The resolution slated for a vote during the July 9 meeting was revised to state that the California Department of Education (CDE) is “committed to revising the Ethnic Studies Model Curriculum in order to address feedback to its initial draft, honor the intersectionality of our students, and more accurately represent all ethnic and cultural groups, including addressing issues of anti-Semitism.”
StandWithUs executive director of research and strategy Max Samarov praised the board in a statement.
“We are encouraged by the Board’s decision to postpone the vote and amend the resolution,” Samarov said. “The most important question now is whether or not necessary changes will be made to the curriculum at a state level. We will continue engaging with and monitoring this issue closely over the next month and beyond.”
During the public comments period of the meeting, Sarah Levin, executive director of Jews Indigenous to the Middle East and North Africa (JIMENA), said, “My sons come from a Jewish background that includes Iraqi, Turkish and Israeli heritage.

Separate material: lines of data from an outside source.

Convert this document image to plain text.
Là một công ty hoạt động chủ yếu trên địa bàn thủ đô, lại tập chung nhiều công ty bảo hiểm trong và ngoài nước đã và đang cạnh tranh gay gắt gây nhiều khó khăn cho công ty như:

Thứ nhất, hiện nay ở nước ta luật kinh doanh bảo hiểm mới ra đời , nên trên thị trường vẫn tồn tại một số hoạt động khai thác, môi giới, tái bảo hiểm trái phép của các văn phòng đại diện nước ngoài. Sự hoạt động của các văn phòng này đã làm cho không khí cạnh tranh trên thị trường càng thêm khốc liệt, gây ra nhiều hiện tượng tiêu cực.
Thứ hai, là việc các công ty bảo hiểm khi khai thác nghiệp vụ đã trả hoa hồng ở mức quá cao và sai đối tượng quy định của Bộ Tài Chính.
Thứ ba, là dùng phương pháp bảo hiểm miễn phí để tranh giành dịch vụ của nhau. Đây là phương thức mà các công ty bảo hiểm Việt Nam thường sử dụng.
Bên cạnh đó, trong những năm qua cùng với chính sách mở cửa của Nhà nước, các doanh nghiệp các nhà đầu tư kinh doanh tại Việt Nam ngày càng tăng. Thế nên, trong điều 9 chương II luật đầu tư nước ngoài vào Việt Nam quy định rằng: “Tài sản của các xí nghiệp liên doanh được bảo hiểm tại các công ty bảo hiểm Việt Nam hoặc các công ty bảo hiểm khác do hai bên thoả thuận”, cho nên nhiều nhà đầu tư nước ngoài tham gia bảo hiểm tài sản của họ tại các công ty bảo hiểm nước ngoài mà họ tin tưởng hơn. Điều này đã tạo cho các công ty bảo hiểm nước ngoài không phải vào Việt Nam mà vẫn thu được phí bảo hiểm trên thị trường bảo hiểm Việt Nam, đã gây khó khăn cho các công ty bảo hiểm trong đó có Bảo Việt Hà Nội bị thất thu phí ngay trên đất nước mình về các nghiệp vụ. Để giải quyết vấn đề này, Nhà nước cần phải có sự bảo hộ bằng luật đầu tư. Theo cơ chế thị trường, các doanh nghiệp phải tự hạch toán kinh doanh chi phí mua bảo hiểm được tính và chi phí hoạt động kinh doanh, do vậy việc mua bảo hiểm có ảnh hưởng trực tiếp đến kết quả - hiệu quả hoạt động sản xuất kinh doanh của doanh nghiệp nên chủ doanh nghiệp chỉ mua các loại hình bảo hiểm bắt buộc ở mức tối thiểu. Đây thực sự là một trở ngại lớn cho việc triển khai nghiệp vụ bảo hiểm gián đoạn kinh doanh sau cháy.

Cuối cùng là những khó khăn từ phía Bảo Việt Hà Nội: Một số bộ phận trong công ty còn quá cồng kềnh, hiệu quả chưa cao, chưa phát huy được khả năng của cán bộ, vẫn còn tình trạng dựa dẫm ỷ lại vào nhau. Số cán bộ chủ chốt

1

We are two of the more than 500,000 Californians of Middle Eastern heritage who were completely omitted from the Arab American Studies Course of the Ethnic Studies Model Curriculum.”
“With a coalition of Mizrahi Jews, Assyrian Christians, Coptic Christians, Kurds and Iranians of various faiths — we are asking you to please focus on supporting the revision process mandated by the State Board of Education, and do not even consider a vote endorsing the first draft of the Ethnic Studies Model Curriculum,” she added.
Several high school students also sent an open letter to the LAUSD board on July 6 urging its members to decline to adopt the current ESMC draft because it doesn’t discuss anti-Semitism.
“A major goal of ethnic studies is for students from various ethnic groups to see their histories and experiences reflected in the classroom,” the letter stated. “Especially given the rise of anti-Semitism in high schools, this should apply to diverse Jewish students like us.”
Various Jewish groups have criticized the initial ESMC, which first was proposed in 2019, for not listing anti-Semitism as an example of bigotry and for glorifying the boycott, divestment and sanctions (BDS) movement. The California State Board of Education announced in August 2019 that the curriculum would undergo serious revisions; later in the month, California Gov. Gavin Newsom, a Democrat, vowed that the curriculum in its current form would “never see the light of day.”
The CDE is expected to provide a newly revised ethnic studies curriculum to the Instructional Quality Commission on Aug. 13.